When it comes to selecting a puppy that is to be used for a very specific task, such as hunting, the show ring, herding or guide and detection dogs, future successes and ease of training for those tasks are heavily dependent genetics. Finding the best line of dogs with proven genetics, as well as the disposition and conformation you want is most greatly influenced by the dog’s sire and dam.
Too often today it seems that an inordinate amount of emphasis is placed on the sire’s accomplishments and lineage. While selecting a sire with a pedigree decorated with titles, or one with comprehensive experience, from the venue you’re wanting to participate in is important, the dam’s genetics, disposition and pedigree are just as important, if not more so.
There’s a theory out there, one that I like to keep in mind when looking at pedigrees, which says the bottom line of a dam’s pedigree is as important as anything in your dog’s ancestry. And it makes sense.
Both parents supply fifty percent of a puppy’s genetics, so of course a prospective dam should have breeding, training and testing credentials on par, or at least somewhat similar, to the sire’s accomplishments. The bottom-line theory takes it step further and points out that by looking at the base line of a pedigree, you can get a quick, accurate and nearly all-encompassing historical look at a pup’s genetic abilities.
I’m not sure I’d take it quite that far, but looking at that bottom line and not seeing dams with titles and/or other accomplishments for generation after generation should send a red flag up. Even if nondescript dams are paired with accomplished sires, their progeny only possess half of those tried and tested genes, and each successive generation without a balanced pairing only dilutes those genes further.

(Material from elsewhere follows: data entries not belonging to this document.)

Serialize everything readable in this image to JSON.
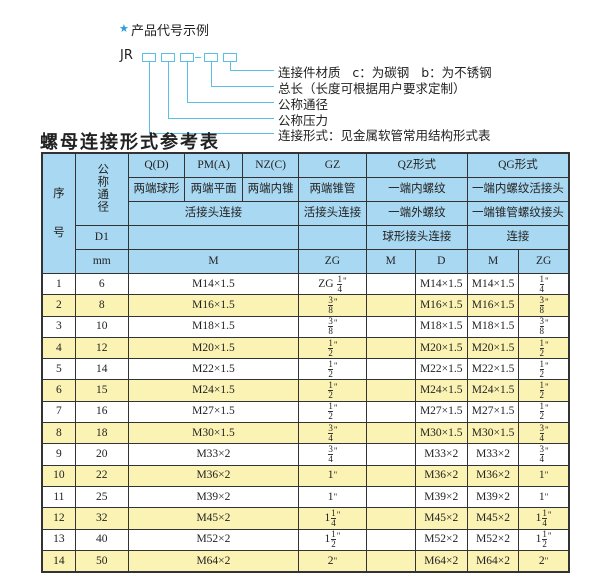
{
  "diagram": {
    "title": "产品代号示例",
    "star_icon": "star",
    "code": "JR",
    "annotations": [
      "连接件材质   c：为碳钢   b：为不锈钢",
      "总长（长度可根据用户要求定制）",
      "公称通径",
      "公称压力",
      "连接形式：见金属软管常用结构形式表"
    ]
  },
  "table_title": "螺母连接形式参考表",
  "colors": {
    "header_bg": "#a9d9f2",
    "alt_row_bg": "#fbf3b4",
    "accent": "#5bc0e8"
  },
  "header": {
    "seq": [
      "序",
      "号"
    ],
    "nominal_diameter": "公称通径",
    "d1": "D1",
    "mm": "mm",
    "row1": [
      "Q(D)",
      "PM(A)",
      "NZ(C)",
      "GZ",
      "QZ形式",
      "QG形式"
    ],
    "row2": [
      "两端球形",
      "两端平面",
      "两端内锥",
      "两端锥管",
      "一端内螺纹",
      "一端内螺纹活接头"
    ],
    "row3": [
      "活接头连接",
      "活接头连接",
      "一端外螺纹",
      "一端锥管螺纹接头"
    ],
    "row4": [
      "",
      "",
      "球形接头连接",
      "连接"
    ],
    "row5": [
      "M",
      "ZG",
      "M",
      "D",
      "M",
      "ZG"
    ]
  },
  "rows": [
    {
      "no": "1",
      "d1": "6",
      "m": "M14×1.5",
      "zg": {
        "prefix": "ZG",
        "whole": "",
        "num": "1",
        "den": "4"
      },
      "qz_m": "",
      "qz_d": "M14×1.5",
      "qg_m": "M14×1.5",
      "qg_zg": {
        "whole": "",
        "num": "1",
        "den": "4"
      }
    },
    {
      "no": "2",
      "d1": "8",
      "m": "M16×1.5",
      "zg": {
        "whole": "",
        "num": "3",
        "den": "8"
      },
      "qz_m": "",
      "qz_d": "M16×1.5",
      "qg_m": "M16×1.5",
      "qg_zg": {
        "whole": "",
        "num": "3",
        "den": "8"
      }
    },
    {
      "no": "3",
      "d1": "10",
      "m": "M18×1.5",
      "zg": {
        "whole": "",
        "num": "3",
        "den": "8"
      },
      "qz_m": "",
      "qz_d": "M18×1.5",
      "qg_m": "M18×1.5",
      "qg_zg": {
        "whole": "",
        "num": "3",
        "den": "8"
      }
    },
    {
      "no": "4",
      "d1": "12",
      "m": "M20×1.5",
      "zg": {
        "whole": "",
        "num": "1",
        "den": "2"
      },
      "qz_m": "",
      "qz_d": "M20×1.5",
      "qg_m": "M20×1.5",
      "qg_zg": {
        "whole": "",
        "num": "1",
        "den": "2"
      }
    },
    {
      "no": "5",
      "d1": "14",
      "m": "M22×1.5",
      "zg": {
        "whole": "",
        "num": "1",
        "den": "2"
      },
      "qz_m": "",
      "qz_d": "M22×1.5",
      "qg_m": "M22×1.5",
      "qg_zg": {
        "whole": "",
        "num": "1",
        "den": "2"
      }
    },
    {
      "no": "6",
      "d1": "15",
      "m": "M24×1.5",
      "zg": {
        "whole": "",
        "num": "1",
        "den": "2"
      },
      "qz_m": "",
      "qz_d": "M24×1.5",
      "qg_m": "M24×1.5",
      "qg_zg": {
        "whole": "",
        "num": "1",
        "den": "2"
      }
    },
    {
      "no": "7",
      "d1": "16",
      "m": "M27×1.5",
      "zg": {
        "whole": "",
        "num": "1",
        "den": "2"
      },
      "qz_m": "",
      "qz_d": "M27×1.5",
      "qg_m": "M27×1.5",
      "qg_zg": {
        "whole": "",
        "num": "1",
        "den": "2"
      }
    },
    {
      "no": "8",
      "d1": "18",
      "m": "M30×1.5",
      "zg": {
        "whole": "",
        "num": "3",
        "den": "4"
      },
      "qz_m": "",
      "qz_d": "M30×1.5",
      "qg_m": "M30×1.5",
      "qg_zg": {
        "whole": "",
        "num": "3",
        "den": "4"
      }
    },
    {
      "no": "9",
      "d1": "20",
      "m": "M33×2",
      "zg": {
        "whole": "",
        "num": "3",
        "den": "4"
      },
      "qz_m": "",
      "qz_d": "M33×2",
      "qg_m": "M33×2",
      "qg_zg": {
        "whole": "",
        "num": "3",
        "den": "4"
      }
    },
    {
      "no": "10",
      "d1": "22",
      "m": "M36×2",
      "zg": {
        "whole": "1",
        "num": "",
        "den": ""
      },
      "qz_m": "",
      "qz_d": "M36×2",
      "qg_m": "M36×2",
      "qg_zg": {
        "whole": "1",
        "num": "",
        "den": ""
      }
    },
    {
      "no": "11",
      "d1": "25",
      "m": "M39×2",
      "zg": {
        "whole": "1",
        "num": "",
        "den": ""
      },
      "qz_m": "",
      "qz_d": "M39×2",
      "qg_m": "M39×2",
      "qg_zg": {
        "whole": "1",
        "num": "",
        "den": ""
      }
    },
    {
      "no": "12",
      "d1": "32",
      "m": "M45×2",
      "zg": {
        "whole": "1",
        "num": "1",
        "den": "4"
      },
      "qz_m": "",
      "qz_d": "M45×2",
      "qg_m": "M45×2",
      "qg_zg": {
        "whole": "1",
        "num": "1",
        "den": "4"
      }
    },
    {
      "no": "13",
      "d1": "40",
      "m": "M52×2",
      "zg": {
        "whole": "1",
        "num": "1",
        "den": "2"
      },
      "qz_m": "",
      "qz_d": "M52×2",
      "qg_m": "M52×2",
      "qg_zg": {
        "whole": "1",
        "num": "1",
        "den": "2"
      }
    },
    {
      "no": "14",
      "d1": "50",
      "m": "M64×2",
      "zg": {
        "whole": "2",
        "num": "",
        "den": ""
      },
      "qz_m": "",
      "qz_d": "M64×2",
      "qg_m": "M64×2",
      "qg_zg": {
        "whole": "2",
        "num": "",
        "den": ""
      }
    }
  ]
}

Additionally, a puppy inherits fifty percent of its genetic health from each parent. Having each parent undergo genetic screening prior to breeding will ensure that the puppies are as healthy as possible and free of genetic mutations that could limit their activity or shorten their lifespan.
You can’t dismiss the importance of either side of your dog’s pedigree in favor of the other, but when looking at a pedigree, your goal should be to find the most balanced ancestry possible to ensure that the strong traits, desire and trainability required for the task you wish to accomplish are present and that each parent is clear of genetic disorders.